I need to say this to all of you. Thank you! Thank you for being a wonderful support system. I think I would have many more blue days if I didn’t have this outlet.
I always fear when I need to let out some steam, that you all will go away, or click away with thoughts of, “There she goes again. Can’t she just get over it already?!” I’m always happy to find understanding and comfort in the words you leave me.
And I always hope to share words of hope and normality to fellow cancer victims. Baby steps, it’s much like AA, One day at a time. Through cancer I really learned how to enjoy the now, not looking forward or backward but loving the moment. I don’t much love the moments of laundry and such (that’s probably why I’m still trying to get caught up afte vacation), sometimes those things seem beneath me. Like why, should I be wasting the precious moments I have doing chores? But they are part of life and when I wake up still kicking the next day I decide they won’t do themselves and accomplish them. Uh, sometimes, but sometimes I have a wonderfully understanding husband wake up before me and do them first.
So really, I just wanted to let you know, that I appreciate you. I need you and I love having you in my life.
Maybe this is a good time to tell you that there’s something in the works here. You’ll be seeing some changes, although slow, it may be a month or so before everything’s done, but if you like, you are welcome to start reading and commenting over here. Right now the surroundings are just blah, basic, no-frills, but all the posts are the same, same content there and here until the change is complete. I am hoping the change makes it easier for you guys to comment. You’re the reason for the change, so I hope it will be worth it.
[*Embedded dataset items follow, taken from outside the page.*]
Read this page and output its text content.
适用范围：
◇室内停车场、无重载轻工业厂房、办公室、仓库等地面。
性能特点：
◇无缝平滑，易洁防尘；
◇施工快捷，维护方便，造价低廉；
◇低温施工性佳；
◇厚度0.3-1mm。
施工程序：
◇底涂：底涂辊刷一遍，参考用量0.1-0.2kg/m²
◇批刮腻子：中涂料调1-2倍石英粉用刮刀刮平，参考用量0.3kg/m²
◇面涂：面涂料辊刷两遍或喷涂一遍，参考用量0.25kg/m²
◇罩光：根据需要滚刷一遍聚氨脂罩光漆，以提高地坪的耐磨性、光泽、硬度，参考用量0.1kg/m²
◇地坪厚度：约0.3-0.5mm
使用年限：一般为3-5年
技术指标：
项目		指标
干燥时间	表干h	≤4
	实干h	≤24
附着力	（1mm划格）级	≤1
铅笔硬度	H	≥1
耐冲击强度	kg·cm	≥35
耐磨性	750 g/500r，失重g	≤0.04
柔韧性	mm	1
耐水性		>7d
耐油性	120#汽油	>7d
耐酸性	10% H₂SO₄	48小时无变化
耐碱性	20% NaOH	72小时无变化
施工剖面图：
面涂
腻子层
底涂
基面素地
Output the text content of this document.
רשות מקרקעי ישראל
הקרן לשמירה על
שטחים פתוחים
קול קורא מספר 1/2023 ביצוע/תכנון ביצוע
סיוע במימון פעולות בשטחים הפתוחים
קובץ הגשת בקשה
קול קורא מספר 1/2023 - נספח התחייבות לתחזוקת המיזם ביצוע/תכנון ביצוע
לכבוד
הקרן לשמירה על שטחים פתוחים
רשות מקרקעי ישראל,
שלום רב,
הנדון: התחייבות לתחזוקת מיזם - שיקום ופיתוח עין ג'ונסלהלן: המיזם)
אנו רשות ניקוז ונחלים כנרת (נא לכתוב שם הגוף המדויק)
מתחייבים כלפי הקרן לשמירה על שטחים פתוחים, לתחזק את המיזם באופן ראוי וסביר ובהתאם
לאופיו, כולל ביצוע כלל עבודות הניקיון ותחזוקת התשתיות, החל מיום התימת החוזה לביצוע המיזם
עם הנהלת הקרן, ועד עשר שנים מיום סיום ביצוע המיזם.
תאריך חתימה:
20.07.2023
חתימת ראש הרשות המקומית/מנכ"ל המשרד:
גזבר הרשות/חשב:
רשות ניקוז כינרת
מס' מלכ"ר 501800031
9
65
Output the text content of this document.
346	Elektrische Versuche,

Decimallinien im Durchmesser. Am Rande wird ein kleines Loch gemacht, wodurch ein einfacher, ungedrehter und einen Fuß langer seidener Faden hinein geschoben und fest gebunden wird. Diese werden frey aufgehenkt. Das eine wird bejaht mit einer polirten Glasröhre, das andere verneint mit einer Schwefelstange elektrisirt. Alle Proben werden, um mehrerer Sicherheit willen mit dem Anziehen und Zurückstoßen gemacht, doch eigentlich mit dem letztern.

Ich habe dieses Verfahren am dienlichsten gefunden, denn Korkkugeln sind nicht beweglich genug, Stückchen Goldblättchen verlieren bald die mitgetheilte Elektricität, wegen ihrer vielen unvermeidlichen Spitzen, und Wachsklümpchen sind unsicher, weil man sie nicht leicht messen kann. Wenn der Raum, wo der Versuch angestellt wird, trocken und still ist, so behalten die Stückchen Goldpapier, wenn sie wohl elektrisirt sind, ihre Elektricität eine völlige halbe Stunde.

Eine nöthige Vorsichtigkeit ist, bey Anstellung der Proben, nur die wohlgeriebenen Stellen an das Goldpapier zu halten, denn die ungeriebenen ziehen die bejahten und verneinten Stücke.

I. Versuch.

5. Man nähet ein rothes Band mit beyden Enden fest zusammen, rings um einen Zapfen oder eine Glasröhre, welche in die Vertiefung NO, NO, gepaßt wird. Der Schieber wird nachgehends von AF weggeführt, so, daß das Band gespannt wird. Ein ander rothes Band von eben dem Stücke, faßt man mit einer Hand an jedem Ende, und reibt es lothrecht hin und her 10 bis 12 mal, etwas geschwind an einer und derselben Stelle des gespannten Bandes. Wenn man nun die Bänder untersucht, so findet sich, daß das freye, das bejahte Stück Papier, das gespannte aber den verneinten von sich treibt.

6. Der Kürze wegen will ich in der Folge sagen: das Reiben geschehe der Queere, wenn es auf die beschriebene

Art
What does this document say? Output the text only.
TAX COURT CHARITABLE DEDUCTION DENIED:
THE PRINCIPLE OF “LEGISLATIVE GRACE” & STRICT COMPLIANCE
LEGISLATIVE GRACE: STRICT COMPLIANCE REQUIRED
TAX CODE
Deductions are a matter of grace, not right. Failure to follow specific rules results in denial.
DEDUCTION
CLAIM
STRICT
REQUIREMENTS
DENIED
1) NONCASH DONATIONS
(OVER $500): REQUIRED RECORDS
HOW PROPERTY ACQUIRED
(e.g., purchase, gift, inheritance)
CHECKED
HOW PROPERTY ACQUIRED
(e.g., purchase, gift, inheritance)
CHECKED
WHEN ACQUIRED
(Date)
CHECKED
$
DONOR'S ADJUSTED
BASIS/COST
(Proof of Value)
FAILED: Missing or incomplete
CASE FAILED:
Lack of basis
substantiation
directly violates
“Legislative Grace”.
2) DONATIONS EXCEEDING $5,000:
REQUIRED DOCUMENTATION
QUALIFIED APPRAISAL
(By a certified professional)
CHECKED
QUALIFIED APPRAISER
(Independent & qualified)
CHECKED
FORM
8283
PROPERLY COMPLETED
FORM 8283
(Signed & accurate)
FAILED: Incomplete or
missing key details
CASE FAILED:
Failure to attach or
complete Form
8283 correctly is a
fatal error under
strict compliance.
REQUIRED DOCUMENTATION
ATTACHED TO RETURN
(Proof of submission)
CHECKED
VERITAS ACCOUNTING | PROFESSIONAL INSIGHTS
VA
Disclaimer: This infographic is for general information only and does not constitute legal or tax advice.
I know many of you have had difficulty commenting on blog-city and although I’ve sought support several times nothing has changed so I guess I have to change hosts. So for now, feel free to read me here or here and I’ll let you know when the full change has been made.
I have been catching up with your posts and have just read the "the down
side" post. I wish you the best with the new doctors. Although my physical
health has always been good, I know a little of the anguish of depression.
I am thinking good thoughts for you. Take care dear friend.
Thank YOU for even having this blog! :) I thoroughly enjoy my visits. You
are such a talented photographer and though we've never met in person, you
seem like an amazing person.
It's easy to be supportive to someone so kind as you. :) I went over to
the new site and commented on your latest post there.
I've never had trouble leaving you a comment?
I will follow you were ever ya go! Just keep me posted!
I've survived cancer 2 times; it's not a fun think to deal with. My mom
just got the 'all clear', unfortunately, my daughter (Lisa Marie) and her
mother-in-law did not; her mom-in-law was buried on June 13, 2008.